I have only owned one home with a name. My home in New Hampshire (c. 1847) is called “Blackwater Bluff.” My home growing up was called “Dove Haven” and the american family home was called Mattaponi (also the John Bowie Jr. House) and was where my family lived during world war one.
If I were ever to name another home it would be “Festina Lente” – a classical term adopted by many families and meaning “make haste, slowly.”
As I live into the second half of life I am studying Richard Rohr’s book “Falling Upward” as I try to understand what these latter years of life mean and how and why they feel so very different.

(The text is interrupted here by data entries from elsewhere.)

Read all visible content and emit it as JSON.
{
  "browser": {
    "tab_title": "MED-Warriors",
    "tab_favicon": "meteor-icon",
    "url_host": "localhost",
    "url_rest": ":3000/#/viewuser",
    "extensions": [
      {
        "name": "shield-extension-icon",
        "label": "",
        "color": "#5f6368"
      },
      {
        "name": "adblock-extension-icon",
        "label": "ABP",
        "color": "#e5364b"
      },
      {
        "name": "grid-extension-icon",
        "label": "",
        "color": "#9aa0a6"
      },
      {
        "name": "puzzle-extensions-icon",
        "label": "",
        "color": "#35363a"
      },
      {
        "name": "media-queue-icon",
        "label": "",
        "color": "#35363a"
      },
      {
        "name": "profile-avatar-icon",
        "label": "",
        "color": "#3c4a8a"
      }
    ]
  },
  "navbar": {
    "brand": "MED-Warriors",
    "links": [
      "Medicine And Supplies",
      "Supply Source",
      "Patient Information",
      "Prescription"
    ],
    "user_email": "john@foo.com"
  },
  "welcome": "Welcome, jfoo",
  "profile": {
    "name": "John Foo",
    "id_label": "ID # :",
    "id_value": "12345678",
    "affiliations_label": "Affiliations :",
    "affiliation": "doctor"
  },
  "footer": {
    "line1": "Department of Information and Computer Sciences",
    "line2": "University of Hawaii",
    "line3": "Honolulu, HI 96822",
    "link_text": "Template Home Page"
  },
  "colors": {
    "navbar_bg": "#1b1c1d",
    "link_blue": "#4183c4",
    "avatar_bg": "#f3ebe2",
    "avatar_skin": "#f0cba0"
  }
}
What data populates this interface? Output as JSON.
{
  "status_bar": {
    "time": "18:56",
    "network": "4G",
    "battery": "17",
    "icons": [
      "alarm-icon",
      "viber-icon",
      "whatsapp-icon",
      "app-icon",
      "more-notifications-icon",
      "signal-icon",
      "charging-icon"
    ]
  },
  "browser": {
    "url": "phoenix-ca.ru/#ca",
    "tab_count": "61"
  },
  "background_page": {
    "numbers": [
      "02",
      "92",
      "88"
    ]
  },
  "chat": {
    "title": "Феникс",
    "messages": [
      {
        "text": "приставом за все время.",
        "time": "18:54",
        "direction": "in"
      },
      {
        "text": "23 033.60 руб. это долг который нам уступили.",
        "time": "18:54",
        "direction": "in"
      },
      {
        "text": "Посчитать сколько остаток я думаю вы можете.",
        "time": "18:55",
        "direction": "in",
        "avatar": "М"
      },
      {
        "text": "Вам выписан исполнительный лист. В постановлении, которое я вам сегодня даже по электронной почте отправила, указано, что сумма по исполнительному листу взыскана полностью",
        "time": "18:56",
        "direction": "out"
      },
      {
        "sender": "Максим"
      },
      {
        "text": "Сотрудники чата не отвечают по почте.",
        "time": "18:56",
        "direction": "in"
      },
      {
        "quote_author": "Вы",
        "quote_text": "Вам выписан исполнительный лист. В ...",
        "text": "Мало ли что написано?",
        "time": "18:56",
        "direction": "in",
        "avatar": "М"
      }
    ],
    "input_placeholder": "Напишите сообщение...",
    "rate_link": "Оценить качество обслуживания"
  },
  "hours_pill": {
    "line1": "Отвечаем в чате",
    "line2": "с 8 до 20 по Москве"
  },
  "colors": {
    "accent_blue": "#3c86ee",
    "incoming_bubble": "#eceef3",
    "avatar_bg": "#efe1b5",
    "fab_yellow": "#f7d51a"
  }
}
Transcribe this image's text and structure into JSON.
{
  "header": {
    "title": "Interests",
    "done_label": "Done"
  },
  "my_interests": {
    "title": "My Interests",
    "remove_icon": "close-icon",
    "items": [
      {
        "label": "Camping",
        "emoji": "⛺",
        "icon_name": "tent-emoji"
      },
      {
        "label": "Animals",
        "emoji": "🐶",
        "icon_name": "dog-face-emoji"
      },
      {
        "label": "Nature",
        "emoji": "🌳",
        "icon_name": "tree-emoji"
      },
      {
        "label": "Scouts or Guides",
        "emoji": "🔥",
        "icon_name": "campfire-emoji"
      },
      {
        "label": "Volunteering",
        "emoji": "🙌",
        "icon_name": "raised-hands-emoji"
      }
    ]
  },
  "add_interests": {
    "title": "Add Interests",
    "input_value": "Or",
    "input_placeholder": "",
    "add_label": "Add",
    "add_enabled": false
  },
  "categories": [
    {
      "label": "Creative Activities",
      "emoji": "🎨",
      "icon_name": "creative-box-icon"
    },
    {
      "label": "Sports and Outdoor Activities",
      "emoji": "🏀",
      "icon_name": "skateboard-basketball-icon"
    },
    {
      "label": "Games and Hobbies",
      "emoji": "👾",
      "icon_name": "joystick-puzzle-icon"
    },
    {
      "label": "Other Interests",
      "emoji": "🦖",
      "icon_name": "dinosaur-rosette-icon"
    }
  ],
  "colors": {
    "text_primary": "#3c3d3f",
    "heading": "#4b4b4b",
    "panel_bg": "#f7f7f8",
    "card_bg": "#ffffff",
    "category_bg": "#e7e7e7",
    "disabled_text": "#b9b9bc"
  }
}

I will teach a class on living this second half of life on Wednesday nights September 30, October 7 and October 14. What I am learning is that we make has rather more slowly. The many “no’s” we speak before 50, become “yes’s” as we grow older. We lighten up on grabbing at things and people and careers, exchanging that voracious grabbing with a slower, soft holding and then letting go. And this letting go is a wonderful thing. It trains us for death. But along the way it speeds up our patience while slowing down our grabbing.
The great french poet put is well:
Slowly make haste, of labor not afraid;
A hundred times consider what you’ve said;
Polish, repolish, every color lay,
And sometimes add, but oftener take away
Nicholas Boileau, Art Poétique
(Charles Dudley Warner (ed.), A Library of the World’s Best Literature, Vol. V, New York: The International Society, 1896, reprint 2008 by Cosmo Classics, p. 2144. The translator originally chose “Gently make haste”, here turned back to “Slowly make haste”, which is more faithful to the French “lentement”.)
What would it mean for you and me to let go of the things we so tightly hold? What would going slowly in life look like? As I age, I want to make haste to slow down. If I ever have another home, it will be called Festina Lente. Or, someone can carve it on my headstone.